Among Buhari’s critics, especially those in the Peoples Democratic Party, PDP, there are many who would not forgive him for parroting the untruths said about the Jonathan administration at the heat of the campaigns in 2015 and 2019. Some have used terms unworthy of describing a pastor in defining the vice-president.
So while the need for an Osinbajo touch is desperately sought by many in Nigeria’s present distresses, it seems that the vice-president has been totally removed from the power loop in the seat of power.
In the 2019 campaigns he was everywhere even distributing N5,000 to market women. That job has even been taken over from him by the Villa’s favoured lady, Hajia Saadiya Farouq who has shamed Osinabjo before market women by distributing N20,000 to a greater number of people!
Given what is alleged as the physical constraints or challenges of the president, an Osinbajo would ordinarily have filled the role to push forward the narratives of a government engaged in fighting corruption, checking insecurity and reviving the economy. But alas, Osinbajo is not there.
The taunt is that he has been used and dumped. But really?
His lot is that of most vice-presidents the world over. Atiku Abubakar just like Osinbajo was used by President Olusegun Obasanjo to galvanise the PDP governors for the 2003 re-election. Thereafter Obasanjo started on a savage attack that drove Atiku to the opposition.

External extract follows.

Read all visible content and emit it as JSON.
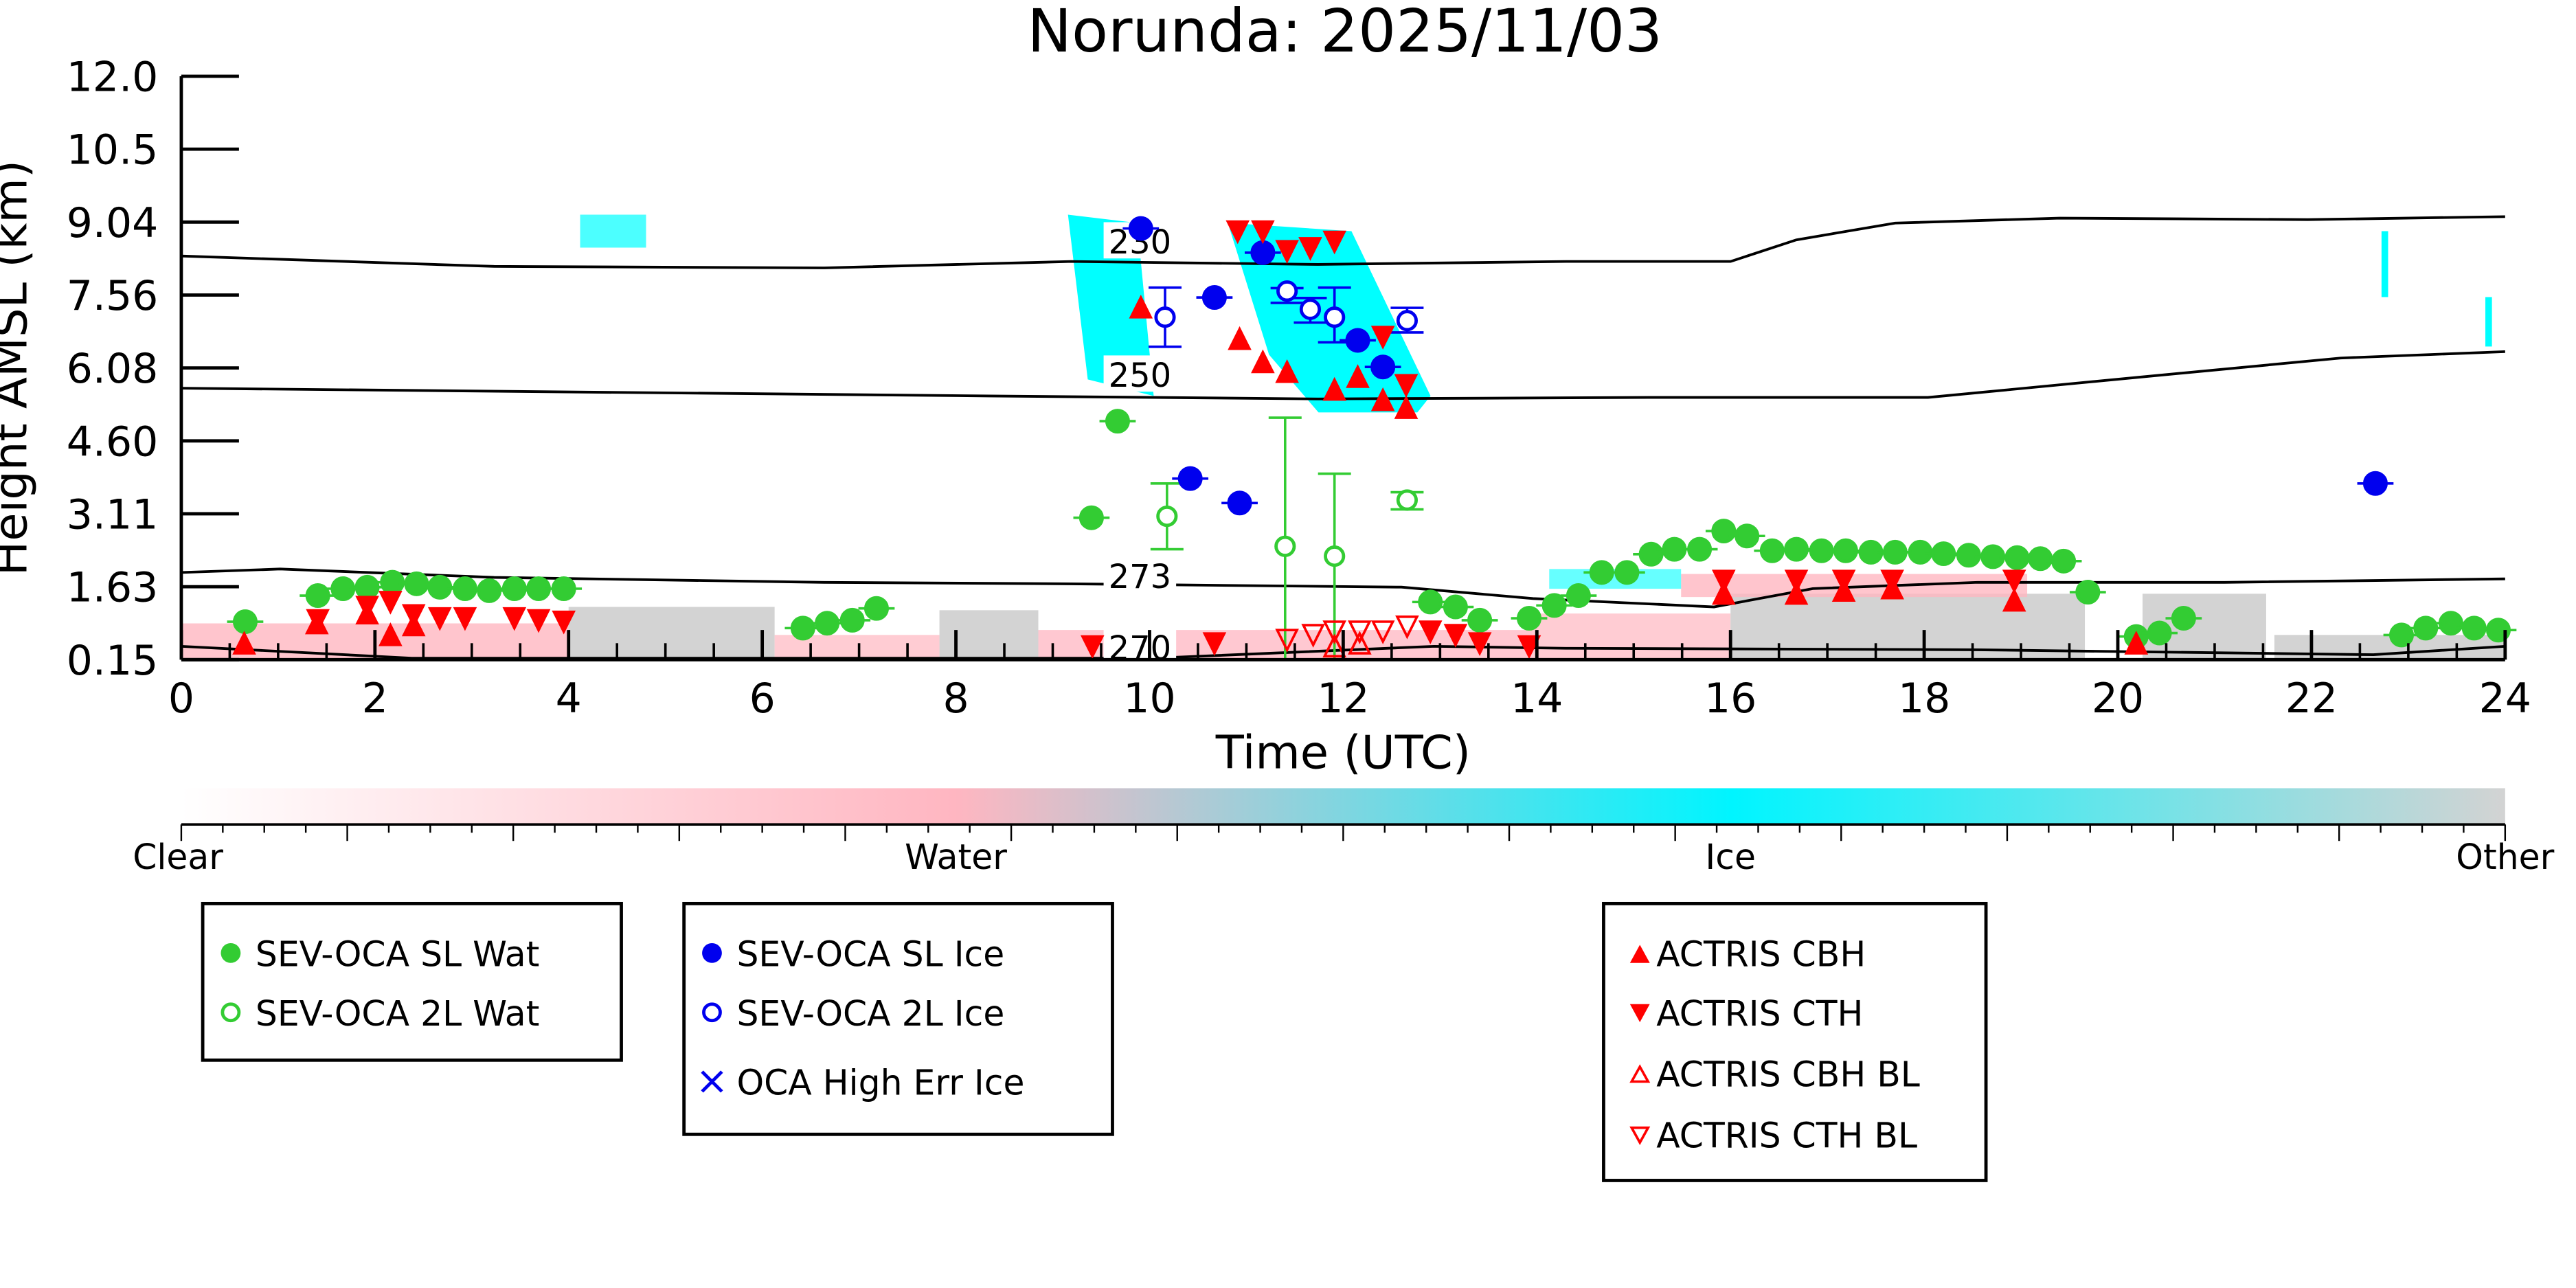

Dr. Goodluck Jonathan after starting well with President Umaru Yar‘Adua subsequently fell out of favour to the point that James Ibori was largely reputed to have more input into the administration than him.
The gist was that in those days, Jonathan would go for some days to Port-Harcourt for reflection in the sympathetic lodgments provided by Governor Rotimi Amaechi.
Perhaps, Nnamadi Sambo had a better experience of the vice-presidents of the Fourth Republic. But going back in time, Dr Alex Ekwueme’s convivial and mutually respectable experience with President Shehu Shagari shines above all else.
Unlike Atiku who could think of succeeding or mustering his political allies to intimidate Obasanjo, Osinbajo is in no such position to even contemplate a political aspiration. At home in Ogun or Lagos he has Asiwaju Bola Tinubu in his shadows.
In Abuja, he also has Senator Ibikunle Amosun, who is arguably Buhari’s closest Yoruba friend in his trail.
So, shorn of the political structures and gravitas that brought many to his present position, Osinbajo can only look up to God for help. Even more, unlike Ozil, his transfer window is not open until May 2023.